Bitcoin mining takes advantage of fluctuating power

Bitcoin mining takes advantage of fluctuating power

Technology News |
By Nick Flaherty

With bitcoin topping a record value of $50,000 and the mining process taking as much as a large country, a US startup has come up with a way to use

The process of mining bitcoins takes a lot of GPUs or dedicated ASIC chips and a lot of power. Research at the University of Cambridge calculated that the process uses over 121TWh of energy a year, more than Argentina, and it is the cost of energy that is the greatest operating cost for the generation of bitcoin.

At the same time, power plants frequently have to stop generating power to keep the electricity grid in balance. Utilities in Arizona were frequently paid by California electricity producers to take excess energy to avoid overloading their infrastructure due to excess supply of electricity, and 71 percent of power plants in California produce less than one third of their generation capacity due to excess supply.

Renewable energy such as solar and wind energy increases the likelihood of large supply swings and the need for better management of those sources. Over 80,000 MWh of solar and wind power was halted from load imbalances in California alone.

So Digital Power Optimization (DPO) in the US has developed a Cryptocurrency Mining as a Service (CMaaS) system that puts cryptocurrency mining computers behind the meter in power plants to generate bitcoin from low cost energy in the down times.

Putting these arrays of GPUs “behind-the-meter” limits regulatory issues with energy supply, and the power plant or grid operator can be the owner of the mine, located on land also owned by the plant or grid itself, again reducing regulatory hurdles, says Andrew Webber, CEO of DPO.

DPO sources and optimizes the mining computer mix of ASICs and GPUs and acts as the mine manager in exchange for an appropriate and negotiable fee. The power supplies for the GPU mining racks can use any type of power plant, solar array, electrical grid or wind farm depending on power production profile, regulatory dynamics, and associated energy costs.
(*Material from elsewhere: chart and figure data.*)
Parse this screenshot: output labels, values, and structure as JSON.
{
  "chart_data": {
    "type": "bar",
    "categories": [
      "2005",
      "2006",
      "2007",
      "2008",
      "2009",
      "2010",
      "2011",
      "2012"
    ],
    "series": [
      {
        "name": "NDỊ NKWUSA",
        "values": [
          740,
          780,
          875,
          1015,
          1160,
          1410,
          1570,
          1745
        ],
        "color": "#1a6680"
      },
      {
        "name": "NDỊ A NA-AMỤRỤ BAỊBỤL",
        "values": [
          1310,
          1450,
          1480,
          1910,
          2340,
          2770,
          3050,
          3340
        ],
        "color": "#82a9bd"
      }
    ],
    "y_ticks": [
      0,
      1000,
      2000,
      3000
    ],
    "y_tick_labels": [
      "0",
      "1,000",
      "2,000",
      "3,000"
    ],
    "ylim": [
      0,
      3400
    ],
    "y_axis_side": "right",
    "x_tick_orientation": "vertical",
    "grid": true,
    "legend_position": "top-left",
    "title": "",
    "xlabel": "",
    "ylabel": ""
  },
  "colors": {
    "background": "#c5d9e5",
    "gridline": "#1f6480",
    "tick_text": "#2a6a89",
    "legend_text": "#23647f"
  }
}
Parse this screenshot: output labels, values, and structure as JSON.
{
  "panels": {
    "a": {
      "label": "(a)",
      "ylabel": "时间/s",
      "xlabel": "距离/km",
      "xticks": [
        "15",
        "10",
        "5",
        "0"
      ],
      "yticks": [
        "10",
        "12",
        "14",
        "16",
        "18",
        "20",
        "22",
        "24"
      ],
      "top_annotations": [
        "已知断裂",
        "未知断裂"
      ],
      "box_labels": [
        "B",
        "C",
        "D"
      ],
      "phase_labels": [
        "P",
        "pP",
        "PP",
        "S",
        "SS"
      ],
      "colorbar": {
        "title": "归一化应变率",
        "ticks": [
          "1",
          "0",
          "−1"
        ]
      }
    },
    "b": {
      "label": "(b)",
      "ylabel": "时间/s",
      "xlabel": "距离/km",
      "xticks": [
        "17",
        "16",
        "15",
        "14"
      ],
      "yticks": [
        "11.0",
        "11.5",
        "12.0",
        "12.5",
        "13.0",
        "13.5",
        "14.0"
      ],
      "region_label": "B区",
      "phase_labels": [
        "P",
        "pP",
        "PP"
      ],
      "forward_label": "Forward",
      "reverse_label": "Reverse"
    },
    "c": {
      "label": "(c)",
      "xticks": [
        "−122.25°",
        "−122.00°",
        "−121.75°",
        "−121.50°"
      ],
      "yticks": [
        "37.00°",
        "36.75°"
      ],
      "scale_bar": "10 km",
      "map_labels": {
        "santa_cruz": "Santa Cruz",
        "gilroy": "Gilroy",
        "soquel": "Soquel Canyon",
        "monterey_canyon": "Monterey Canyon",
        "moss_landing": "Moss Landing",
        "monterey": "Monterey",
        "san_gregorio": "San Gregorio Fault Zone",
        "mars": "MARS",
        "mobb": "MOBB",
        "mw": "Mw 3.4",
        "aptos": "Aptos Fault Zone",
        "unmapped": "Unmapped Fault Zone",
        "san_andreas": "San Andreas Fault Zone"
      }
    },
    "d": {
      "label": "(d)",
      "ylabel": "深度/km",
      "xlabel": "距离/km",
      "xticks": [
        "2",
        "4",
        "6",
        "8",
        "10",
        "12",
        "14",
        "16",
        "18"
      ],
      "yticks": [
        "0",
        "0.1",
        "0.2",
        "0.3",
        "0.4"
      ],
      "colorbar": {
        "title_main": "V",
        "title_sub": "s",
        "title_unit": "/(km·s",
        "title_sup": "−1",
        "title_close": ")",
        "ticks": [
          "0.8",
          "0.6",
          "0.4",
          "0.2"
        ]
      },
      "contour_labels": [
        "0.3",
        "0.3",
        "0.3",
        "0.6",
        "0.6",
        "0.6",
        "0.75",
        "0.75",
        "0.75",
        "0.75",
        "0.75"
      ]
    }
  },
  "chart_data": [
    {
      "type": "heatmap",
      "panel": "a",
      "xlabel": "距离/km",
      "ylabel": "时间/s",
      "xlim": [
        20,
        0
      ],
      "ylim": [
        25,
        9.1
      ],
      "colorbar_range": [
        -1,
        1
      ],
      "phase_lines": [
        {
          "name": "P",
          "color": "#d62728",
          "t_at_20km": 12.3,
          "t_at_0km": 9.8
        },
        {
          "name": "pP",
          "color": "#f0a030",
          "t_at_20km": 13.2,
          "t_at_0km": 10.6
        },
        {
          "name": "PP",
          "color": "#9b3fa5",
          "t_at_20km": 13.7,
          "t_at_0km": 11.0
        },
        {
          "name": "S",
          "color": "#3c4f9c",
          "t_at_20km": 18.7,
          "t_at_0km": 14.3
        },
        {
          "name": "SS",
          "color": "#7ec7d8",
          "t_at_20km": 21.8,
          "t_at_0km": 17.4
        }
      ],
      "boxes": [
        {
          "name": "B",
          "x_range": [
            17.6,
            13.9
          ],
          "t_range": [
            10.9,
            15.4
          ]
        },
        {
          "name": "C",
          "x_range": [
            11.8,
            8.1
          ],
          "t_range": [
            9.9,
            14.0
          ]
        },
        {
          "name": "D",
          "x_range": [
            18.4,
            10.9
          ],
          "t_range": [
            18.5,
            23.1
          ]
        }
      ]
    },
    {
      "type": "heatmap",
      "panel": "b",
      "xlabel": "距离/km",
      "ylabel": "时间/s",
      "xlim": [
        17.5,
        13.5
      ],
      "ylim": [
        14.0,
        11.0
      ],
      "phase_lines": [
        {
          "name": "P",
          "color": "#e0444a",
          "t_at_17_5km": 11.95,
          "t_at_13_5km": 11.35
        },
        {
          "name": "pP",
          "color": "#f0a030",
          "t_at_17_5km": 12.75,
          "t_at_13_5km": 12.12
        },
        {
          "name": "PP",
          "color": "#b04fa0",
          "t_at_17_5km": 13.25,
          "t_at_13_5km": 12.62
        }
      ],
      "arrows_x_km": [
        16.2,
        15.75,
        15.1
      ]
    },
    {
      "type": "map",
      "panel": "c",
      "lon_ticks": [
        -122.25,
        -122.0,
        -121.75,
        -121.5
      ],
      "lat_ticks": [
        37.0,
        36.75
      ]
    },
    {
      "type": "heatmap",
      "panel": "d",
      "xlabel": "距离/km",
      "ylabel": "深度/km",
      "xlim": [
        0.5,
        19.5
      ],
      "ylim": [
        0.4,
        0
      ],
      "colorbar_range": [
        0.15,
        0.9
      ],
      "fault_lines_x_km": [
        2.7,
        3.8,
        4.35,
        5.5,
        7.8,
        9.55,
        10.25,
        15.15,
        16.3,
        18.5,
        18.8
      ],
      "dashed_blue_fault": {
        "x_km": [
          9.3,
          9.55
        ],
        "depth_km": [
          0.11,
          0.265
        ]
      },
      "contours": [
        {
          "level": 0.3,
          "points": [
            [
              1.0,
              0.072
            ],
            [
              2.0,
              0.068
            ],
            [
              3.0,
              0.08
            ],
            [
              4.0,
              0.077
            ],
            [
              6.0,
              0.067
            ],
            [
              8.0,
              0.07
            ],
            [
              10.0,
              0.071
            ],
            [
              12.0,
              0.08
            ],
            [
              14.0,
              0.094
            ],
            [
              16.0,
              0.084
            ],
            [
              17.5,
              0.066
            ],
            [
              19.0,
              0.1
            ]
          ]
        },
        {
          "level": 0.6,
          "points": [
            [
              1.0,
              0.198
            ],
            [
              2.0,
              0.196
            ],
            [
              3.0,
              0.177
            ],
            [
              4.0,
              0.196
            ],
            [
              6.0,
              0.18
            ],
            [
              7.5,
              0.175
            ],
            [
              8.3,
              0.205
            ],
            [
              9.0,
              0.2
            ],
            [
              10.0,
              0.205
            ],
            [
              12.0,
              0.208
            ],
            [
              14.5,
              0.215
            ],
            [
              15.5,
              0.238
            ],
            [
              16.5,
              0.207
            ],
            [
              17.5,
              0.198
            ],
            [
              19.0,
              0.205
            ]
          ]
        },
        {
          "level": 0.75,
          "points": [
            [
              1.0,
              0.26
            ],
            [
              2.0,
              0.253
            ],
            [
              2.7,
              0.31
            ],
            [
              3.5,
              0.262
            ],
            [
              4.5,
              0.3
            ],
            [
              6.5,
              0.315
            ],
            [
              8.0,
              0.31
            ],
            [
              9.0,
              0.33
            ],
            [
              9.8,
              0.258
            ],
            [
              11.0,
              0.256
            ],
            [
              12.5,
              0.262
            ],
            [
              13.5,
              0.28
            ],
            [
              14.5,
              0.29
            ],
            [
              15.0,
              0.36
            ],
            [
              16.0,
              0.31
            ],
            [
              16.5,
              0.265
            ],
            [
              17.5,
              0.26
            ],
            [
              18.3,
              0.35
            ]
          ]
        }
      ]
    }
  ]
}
This even works as the cost of bitcoin falls as the cost of the energy is so much lower and less miners in the market means the bitcoins mined are shared among a smaller group.

“The DPO model harms no one and makes the overall process of producing and transmitting power and energy at profitable prices easier to manage and more carbon efficient,” said Webber, who previously worked as a banker for Goldman Sachs.

He is now looking for energy partners to install and use the CMaaS service.